Flores is hitting righties to make up for his dismal performance so far against LHP. But Reyes isn’t doing anything particularly well at the moment. When he got off to a poor start, his backers could point to bad results in the early going in 2017 that gave way to a strong performance in the second half of the year. But how much should the Mets wait on a similar type of regression, especially with dreams of a playoff berth still alive? It was one thing to play him every day last year when the team was going nowhere. It’s another to count on him right now.
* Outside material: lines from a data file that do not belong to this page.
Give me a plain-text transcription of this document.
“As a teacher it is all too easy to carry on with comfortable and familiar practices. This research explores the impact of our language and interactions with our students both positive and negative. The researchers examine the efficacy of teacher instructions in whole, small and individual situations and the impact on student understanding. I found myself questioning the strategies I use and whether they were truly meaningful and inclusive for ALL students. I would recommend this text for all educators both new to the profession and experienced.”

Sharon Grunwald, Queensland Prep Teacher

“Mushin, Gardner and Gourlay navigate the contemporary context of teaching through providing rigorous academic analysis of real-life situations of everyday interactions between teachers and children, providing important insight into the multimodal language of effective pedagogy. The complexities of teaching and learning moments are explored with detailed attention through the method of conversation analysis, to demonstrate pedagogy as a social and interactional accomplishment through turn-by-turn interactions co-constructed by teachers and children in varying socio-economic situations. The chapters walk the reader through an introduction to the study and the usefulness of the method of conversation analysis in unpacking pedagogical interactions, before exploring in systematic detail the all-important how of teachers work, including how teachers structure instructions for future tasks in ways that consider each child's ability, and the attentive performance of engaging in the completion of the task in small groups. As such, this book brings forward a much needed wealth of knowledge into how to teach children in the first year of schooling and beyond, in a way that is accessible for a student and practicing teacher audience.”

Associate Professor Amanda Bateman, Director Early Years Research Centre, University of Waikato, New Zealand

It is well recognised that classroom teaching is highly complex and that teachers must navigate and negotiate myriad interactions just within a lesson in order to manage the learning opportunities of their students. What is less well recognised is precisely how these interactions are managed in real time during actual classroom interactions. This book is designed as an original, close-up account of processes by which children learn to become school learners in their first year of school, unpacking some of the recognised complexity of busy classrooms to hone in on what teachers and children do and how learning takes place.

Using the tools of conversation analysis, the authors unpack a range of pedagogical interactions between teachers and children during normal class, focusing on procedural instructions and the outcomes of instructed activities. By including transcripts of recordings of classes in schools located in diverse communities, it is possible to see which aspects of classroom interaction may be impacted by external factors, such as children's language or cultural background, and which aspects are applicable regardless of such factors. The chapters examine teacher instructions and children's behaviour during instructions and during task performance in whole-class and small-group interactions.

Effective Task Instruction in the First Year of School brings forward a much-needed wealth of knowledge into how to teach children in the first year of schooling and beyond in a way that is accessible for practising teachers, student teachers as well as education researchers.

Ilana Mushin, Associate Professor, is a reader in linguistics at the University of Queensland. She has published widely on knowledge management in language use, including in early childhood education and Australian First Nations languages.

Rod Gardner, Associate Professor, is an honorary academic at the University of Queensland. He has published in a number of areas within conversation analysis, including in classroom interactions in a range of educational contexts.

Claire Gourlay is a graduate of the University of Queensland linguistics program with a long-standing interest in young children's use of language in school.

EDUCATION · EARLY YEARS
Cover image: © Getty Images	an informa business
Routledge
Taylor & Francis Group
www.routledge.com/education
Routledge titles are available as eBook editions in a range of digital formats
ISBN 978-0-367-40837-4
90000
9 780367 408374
Complicating matters is the fact that Luis Guillorme has been called up and done well in the very few chances he’s received. A pinch-hit double last night was just the latest example. He’s had four hits in six at-bats and has handled himself well in the field in brief appearances at both second and third base. But this isn’t about six PA in the majors. It’s about 558 in Double-A and 105 in Triple-A which have shown that his particular style can work. Plus, no one doubts his ability to contribute defensively in the middle infield. If he can make the plays at third base, that makes Reyes’ spot on the roster even more in jeopardy.
The one thing that Reyes has going for him is people’s fascination with veterans. Generally, a veteran is more productive coming off the bench than a rookie/youngster. They have a better understanding of how to handle themselves in these situations. But just because something is true most of the time doesn’t mean it’s always the case. In 2017, the veteran Reyes had a .586 OPS in 11 PH appearances and this year he’s even worse. He’s 1-12 as a pinch-hitter and in 13 PA he has a .237 OPS.
Meanwhile, Guillorme has come up twice as a pinch-hitter and delivered hits both times. Manager Mickey Callaway is treating Guillorme as the 25th man on the roster. It’s good not to place unreasonable expectations on a rookie. However, it feels more like Guillorme is being handled as if he has a communicable disease. Despite the rotten production of Flores and Reyes, Guillorme has just one start and when it comes time for a pinch-hitter, he ranks ahead of only the catcher – and only there because of the near universal preference of managers to save their backup catcher as long as possible.
With no previous ties to players, Callaway should not be beholden to what Flores and Reyes have done in the past. He should see Flores’ .494 OPS versus LHP and Reyes’ .367 overall OPS and be open to alternatives. And he should be grateful to have a reserve on his roster who is a plus defender with his glove. Guillorme has good range, excellent hands and a strong arm.
Guillorme should be in the mix for starts while Frazier is on the disabled list. And once Frazier is activated, Guillorme should stay on the roster and Reyes should be invited to remain in the organization as a coach somewhere. The argument will be that Guillorme needs to play every day and will be better served going to the minors. But Guillorme makes the Mets a better team, offering a better backup defensive infielder and right now a better offensive option, too. And that shouldn’t be ignored.